L'Eau qui dort
de Hélène Gestern

critiqué par Myrco, le 9 avril 2019
(village de l'Orne - 74 ans)


La note:  étoiles
Roman hybride
Sous l'eau qui dort que de secrets et de blessures enfouis qui, un jour ou l'autre, ne demandent qu'à remonter à la surface...

A quarante-six ans, Benoît Lauzanne alias Martin se retrouve à une étape charnière de son existence, un état de mal être où tout bascule. Licencié de son emploi de représentant, parvenu à un point de non retour avec son épouse, un beau soir, il quitte leur domicile parisien sans autre projet que de mettre de la distance...Il se retrouve dans le Loir-et-Cher dans l'attente d'un rendez-vous avec son ultime client. Une silhouette, un visage entrevus furtivement et il croit reconnaître Irina, son grand amour volatilisé sans explication vingt ans auparavant. Il n'aura de cesse de la retrouver pour comprendre, résoudre l'énigme de cette disparition qui n'aura jamais vraiment cessé de le hanter. En parallèle, ne parvenant pas à se résoudre à affronter sa femme, renouant avec ses passions horticoles contrariées, il se fait embaucher à titre temporaire dans l'équipe de jardiniers d'un de ces domaines ouverts au public qui font l'émerveillement des amateurs de jardins, contexte propice à se ressourcer. Mais bientôt certains évènements vont troubler la sérénité de ce petit paradis...

"L'eau qui dort" est un roman hybride de bonne facture qui exploite le romanesque des hasards plus ou moins improbables et emprunte à la littérature policière tout en brassant des thèmes propices à une réflexion plus profonde.
L'auteure mêle en effet une enquête de police autour du mystère d'un trésor ressurgi (argent sale issu d'un vol ou d'un trafic) et de la mort d'un maître-chanteur dans des circonstances douteuses, à l'enquête personnelle de Benoît lancé sur les traces d'Irina.
Mais derrière ces aspects qui offrent au lecteur son compte de suspense dans la résolution de ces énigmes à dimensions multiples, Hélène Gestern pénètre l'âme humaine, explorant le délitement du couple et surtout le thème de la disparition, la tentation d'échapper à son identité au risque de se perdre car " disparaître c'est mourir aux autres mais aussi à soi " et traîner le fardeau de la culpabilité des "chagrins qu'on inflige (qui eux) ne connaissent pas de barême judiciaire (...) ni tribunal, ni jugement, ni peine." Au-delà des aspects disons divertissants précédemment évoqués, c'est un roman mélancolique empreint de la tristesse de quelqu'un qui est passé à côté du bonheur, cet anti-héros auquel on s'attache malgré ses lâchetés qui rejoignent aussi parfois les nôtres.
Un autre thème majeur est celui de la nature dont le contact s'avère source de sérénité, antidote aux déboires et difficultés de la vie.

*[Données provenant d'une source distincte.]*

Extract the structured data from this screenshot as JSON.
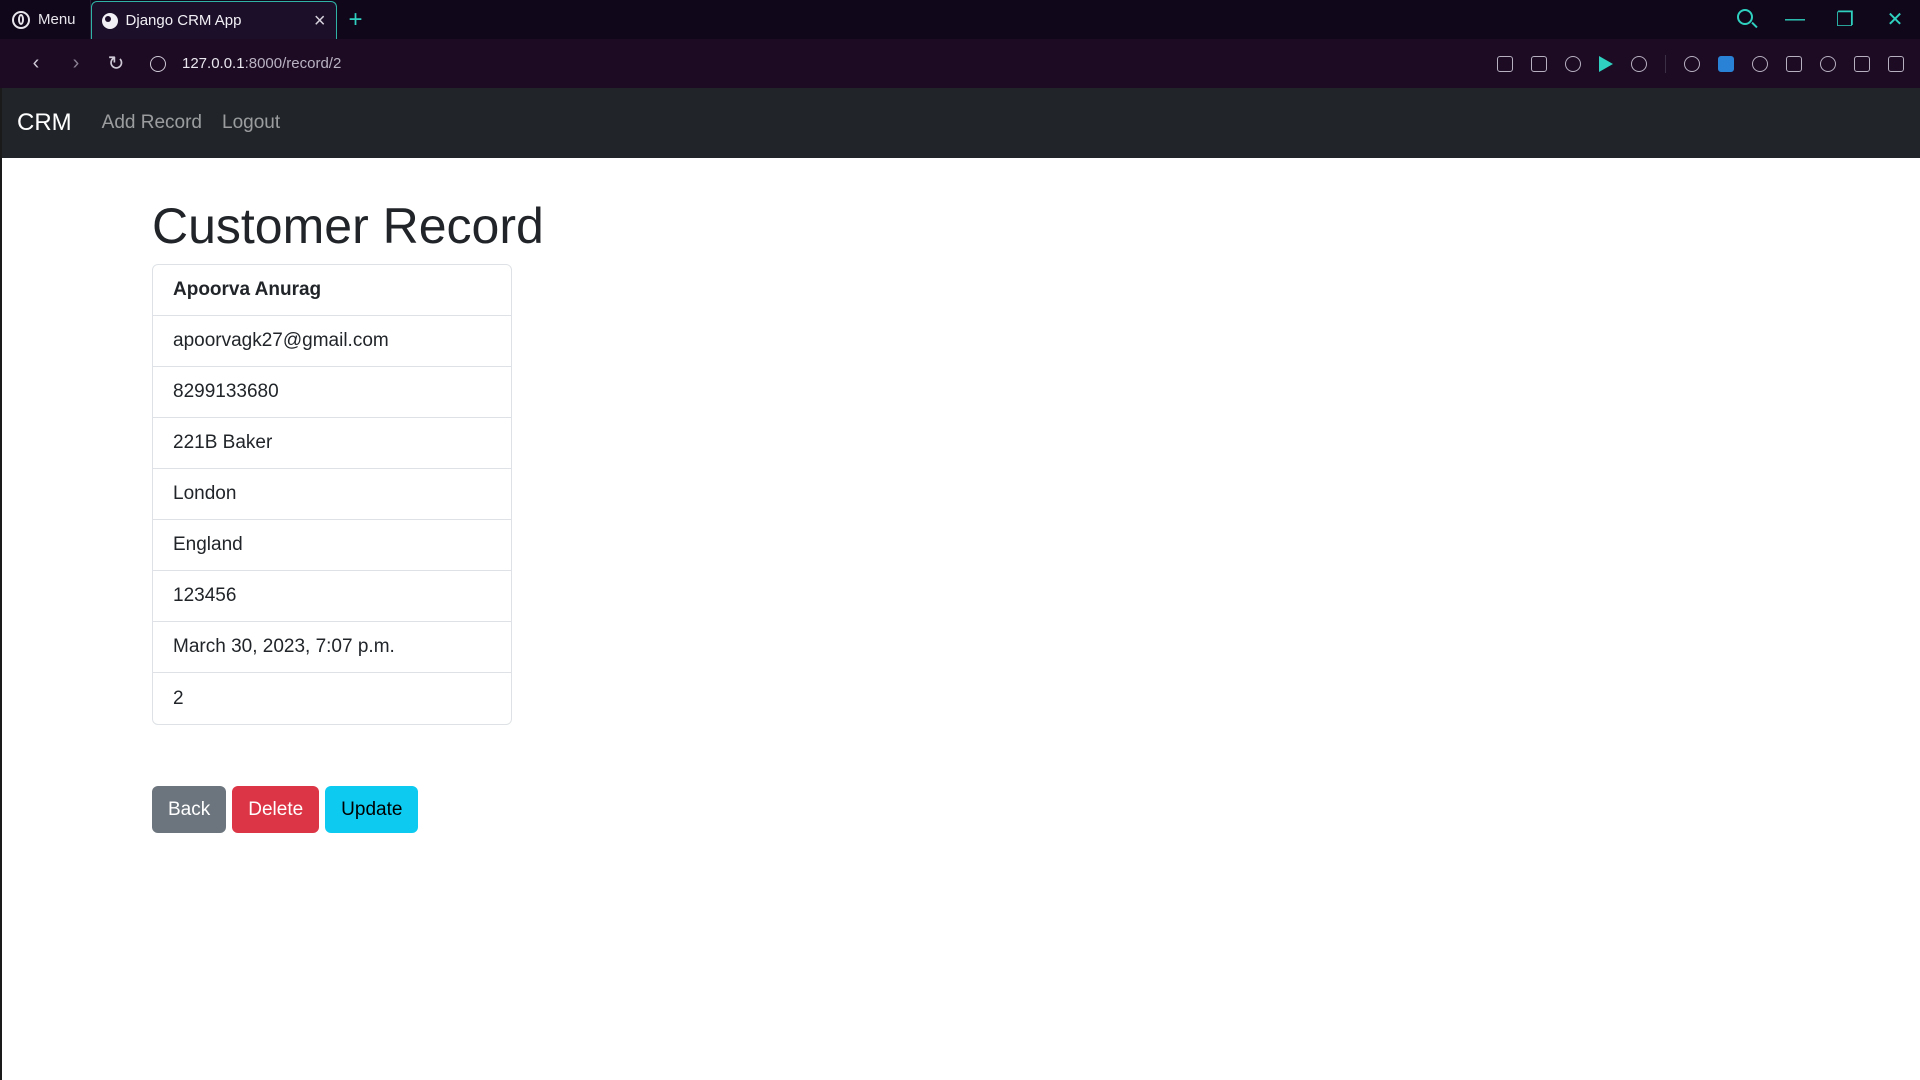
{
  "browser": {
    "menu_label": "Menu",
    "tab_title": "Django CRM App",
    "new_tab_symbol": "+",
    "close_symbol": "×",
    "url_host": "127.0.0.1",
    "url_rest": ":8000/record/2",
    "accent_color": "#2fd0bf"
  },
  "navbar": {
    "brand": "CRM",
    "links": [
      "Add Record",
      "Logout"
    ]
  },
  "main": {
    "title": "Customer Record",
    "record": {
      "name": "Apoorva Anurag",
      "email": "apoorvagk27@gmail.com",
      "phone": "8299133680",
      "address": "221B Baker",
      "city": "London",
      "state": "England",
      "zipcode": "123456",
      "created_at": "March 30, 2023, 7:07 p.m.",
      "id": "2"
    },
    "buttons": {
      "back": "Back",
      "delete": "Delete",
      "update": "Update"
    }
  }
}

Je m'étais précipitée sur ce roman (le dernier paru d'Hélène Gestern à ce jour) suite à la lecture de "L'odeur de la forêt" qui m'avait éblouie. Je ne peux évidemment m'empêcher d'apprécier celui-ci à l'aune du précédent. Je dirais que l'œuvre n'est pas de la même trempe même si l'on retrouve des constantes: cette plume élégante, ce jeu de résolutions d'énigmes au travers d'un écheveau d'indices auquel l'auteure aime à se livrer, avec brio d'ailleurs, ce ton de confidence si agréable et qui nous rend si proche du narrateur, ces références à la photographie, ici par touches discrètes, qui semblent être sa signature. Mais celui-ci est un roman moins ambitieux, moins élaboré, moins grave malgré tout, même si là encore, elle n'hésite pas à s'attaquer au passage à des sujets sérieux en dénonçant le scandale de pratiques odieuses perpétrées par des institutions catholiques jusqu'aux années 80.
Mon sentiment (peut-être infondé puisque je n'ai lu que ces deux romans) est qu'à s'enfermer dans des schémas trop similaires, Hélène Gestern bride ses potentialités et son talent. Encore une fois, "L'eau qui dort" se lit avec plaisir mais je sais désormais que son auteure est capable de beaucoup plus.

Citations:
" Les énigmes nous obsèdent. Ce sont elles qui nous poussent à enquêter, à chercher, à soulever chaque pierre, nous emportant dans une passion frénétique de la révélation. On se croit assez fort pour affronter la menace qui dort sous le silence."

" j'aimerais me familiariser avec la langue patiente du monde végétal, la vibration de ses silences. Je voudrais connaître ses idiomes nocturnes, ses murmures matinaux. Faire de cette lenteur, cette vie taciturne, un baume posé sur les mots assassins que ma femme et moi avons échangés depuis trop longtemps."